In exchange for that the GOP got.... not a whole lot.  The alternative minimum tax was indexed to inflation, but that primarily benefited middle class Americans and a number of corporate tax breaks and loopholes were extended, though no one seemed terribly happy about that.  

Republicans spun the defeat as living to fight another day.  They pointed to the upcoming fight over sequestration as their chosen battlefield and reiterated that, when it came time for that legislative fight, they'd give no more ground on taxes or other positions near and dear to the Republican heart.

Well... that time has come and it looks like the Republicans miscalculated.

December was a long time ago in terms of the news cycle.  Since then the Sandy Hook shooting has happened, the White House released its criteria for killing American citizens with drones, the US government sued Standard and Poor's, North Korea ramped up its nuclear rhetoric (again), the GOP balked on immigration reform, the Senate wavered on filibuster reform, and the House managed to pass Hurricane Sandy aid amid  massive Republican opposition.

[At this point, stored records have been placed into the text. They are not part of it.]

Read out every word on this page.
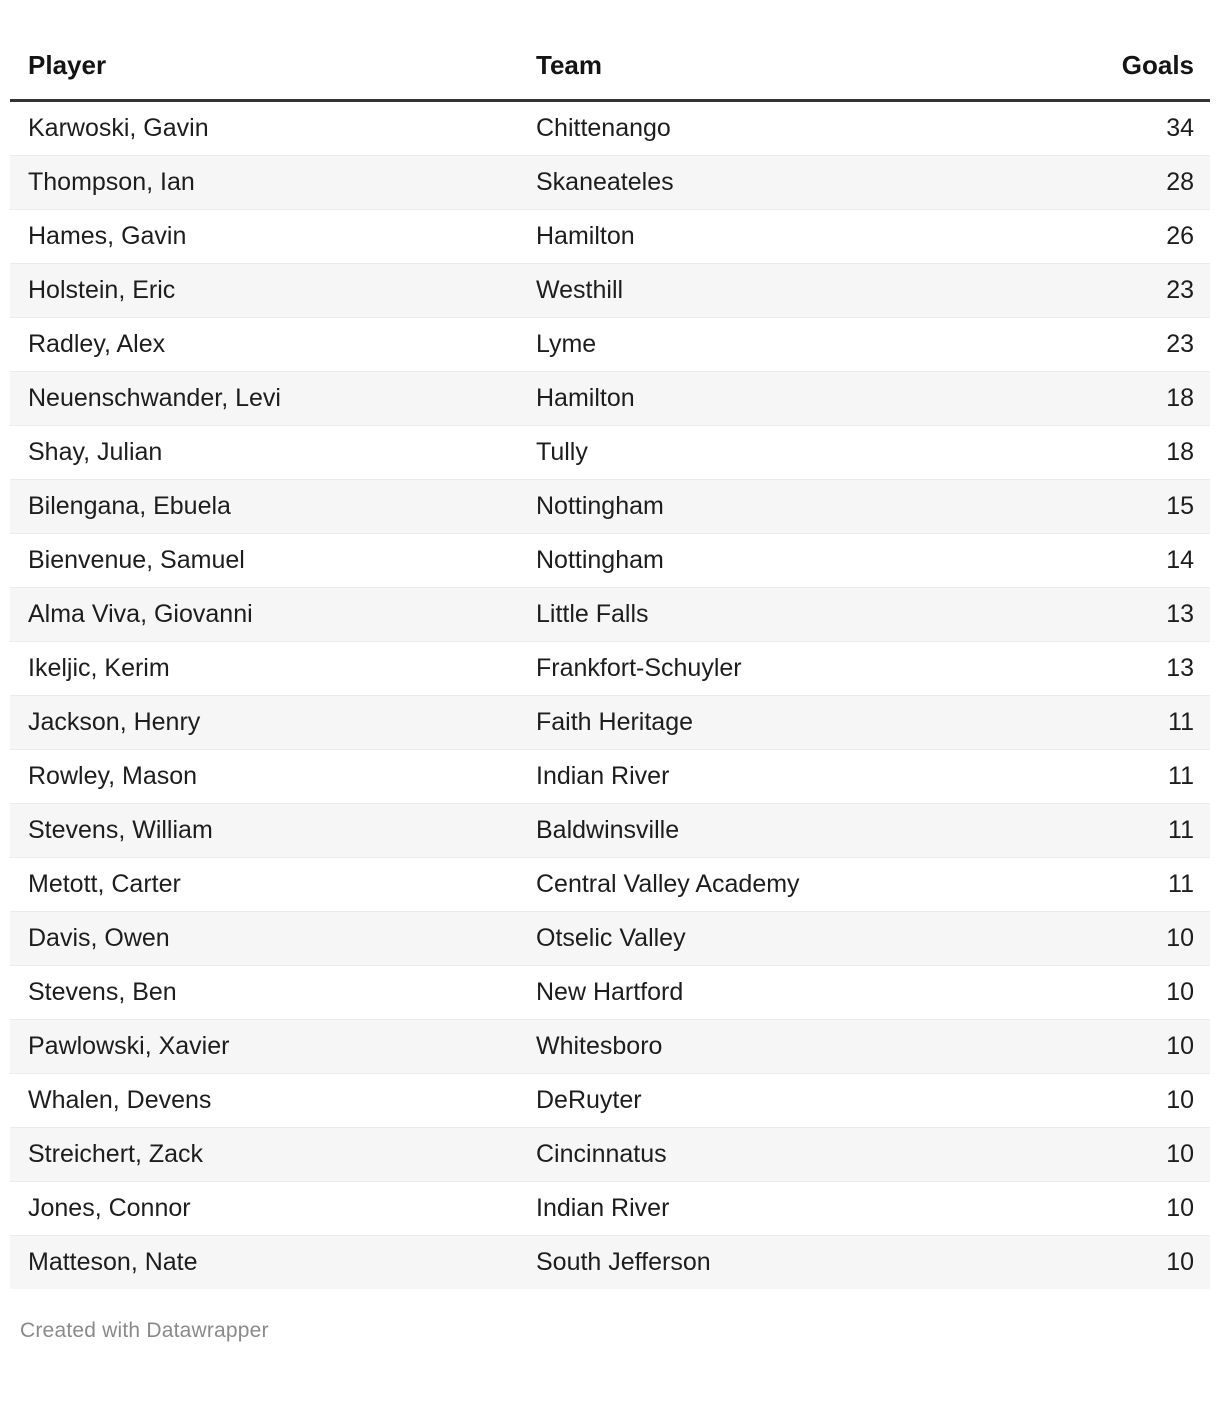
Player	Team	Goals
Karwoski, Gavin	Chittenango	34
Thompson, Ian	Skaneateles	28
Hames, Gavin	Hamilton	26
Holstein, Eric	Westhill	23
Radley, Alex	Lyme	23
Neuenschwander, Levi	Hamilton	18
Shay, Julian	Tully	18
Bilengana, Ebuela	Nottingham	15
Bienvenue, Samuel	Nottingham	14
Alma Viva, Giovanni	Little Falls	13
Ikeljic, Kerim	Frankfort-Schuyler	13
Jackson, Henry	Faith Heritage	11
Rowley, Mason	Indian River	11
Stevens, William	Baldwinsville	11
Metott, Carter	Central Valley Academy	11
Davis, Owen	Otselic Valley	10
Stevens, Ben	New Hartford	10
Pawlowski, Xavier	Whitesboro	10
Whalen, Devens	DeRuyter	10
Streichert, Zack	Cincinnatus	10
Jones, Connor	Indian River	10
Matteson, Nate	South Jefferson	10
Created with Datawrapper
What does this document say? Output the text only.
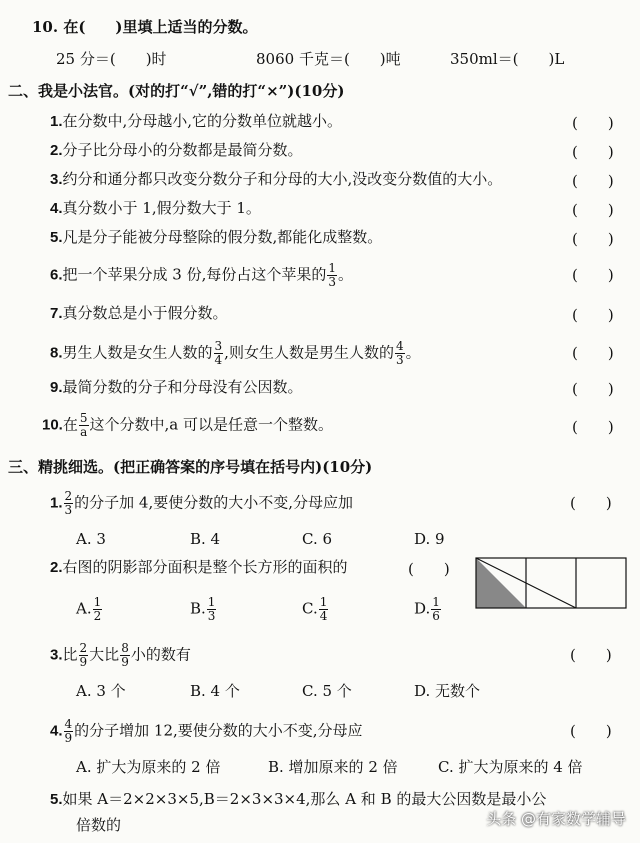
10. 在(　　)里填上适当的分数。
25 分＝(　　)时	8060 千克＝(　　)吨	350ml＝(　　)L
二、我是小法官。(对的打“√”,错的打“×”)(10分)
1.在分数中,分母越小,它的分数单位就越小。	(　　)
2.分子比分母小的分数都是最简分数。	(　　)
3.约分和通分都只改变分数分子和分母的大小,没改变分数值的大小。	(　　)
4.真分数小于 1,假分数大于 1。	(　　)
5.凡是分子能被分母整除的假分数,都能化成整数。	(　　)
6.把一个苹果分成 3 份,每份占这个苹果的 $\frac{1}{3}$ 。	(　　)
7.真分数总是小于假分数。	(　　)
8.男生人数是女生人数的 $\frac{3}{4}$ ,则女生人数是男生人数的 $\frac{4}{3}$ 。	(　　)
9.最简分数的分子和分母没有公因数。	(　　)
10.在 $\frac{5}{a}$ 这个分数中,a 可以是任意一个整数。	(　　)
三、精挑细选。(把正确答案的序号填在括号内)(10分)
1. $\frac{2}{3}$ 的分子加 4,要使分数的大小不变,分母应加	(　　)
A. 3	B. 4	C. 6	D. 9
2.右图的阴影部分面积是整个长方形的面积的	(　　)
A. $\frac{1}{2}$	B. $\frac{1}{3}$	C. $\frac{1}{4}$	D. $\frac{1}{6}$
3.比 $\frac{2}{9}$ 大比 $\frac{8}{9}$ 小的数有	(　　)
A. 3 个	B. 4 个	C. 5 个	D. 无数个
4. $\frac{4}{9}$ 的分子增加 12,要使分数的大小不变,分母应	(　　)
A. 扩大为原来的 2 倍	B. 增加原来的 2 倍	C. 扩大为原来的 4 倍
5.如果 A＝2×2×3×5,B＝2×3×3×4,那么 A 和 B 的最大公因数是最小公
倍数的	头条 @有家数学辅导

No one outside the beltway remembers what was in the fiscal cliff deal and Republicans are depending on the concessions they gave Democrats two months ago to somehow justify, to the American people, their unwillingness to compromise this time around.

Maybe that's why The Hill describes President Obama as "prepared, eager and anxious" for the upcoming sequestration showdown.  Or maybe it's because 73% of Americans "disapprove of the way Republicans in Congress are handling their job" whereas 52% of Americans "approve... of the way Barack Obama is handling his job as President."

If House Republicans were counting on popular opinion to aid them at the bargaining table they're in for a rude awakening.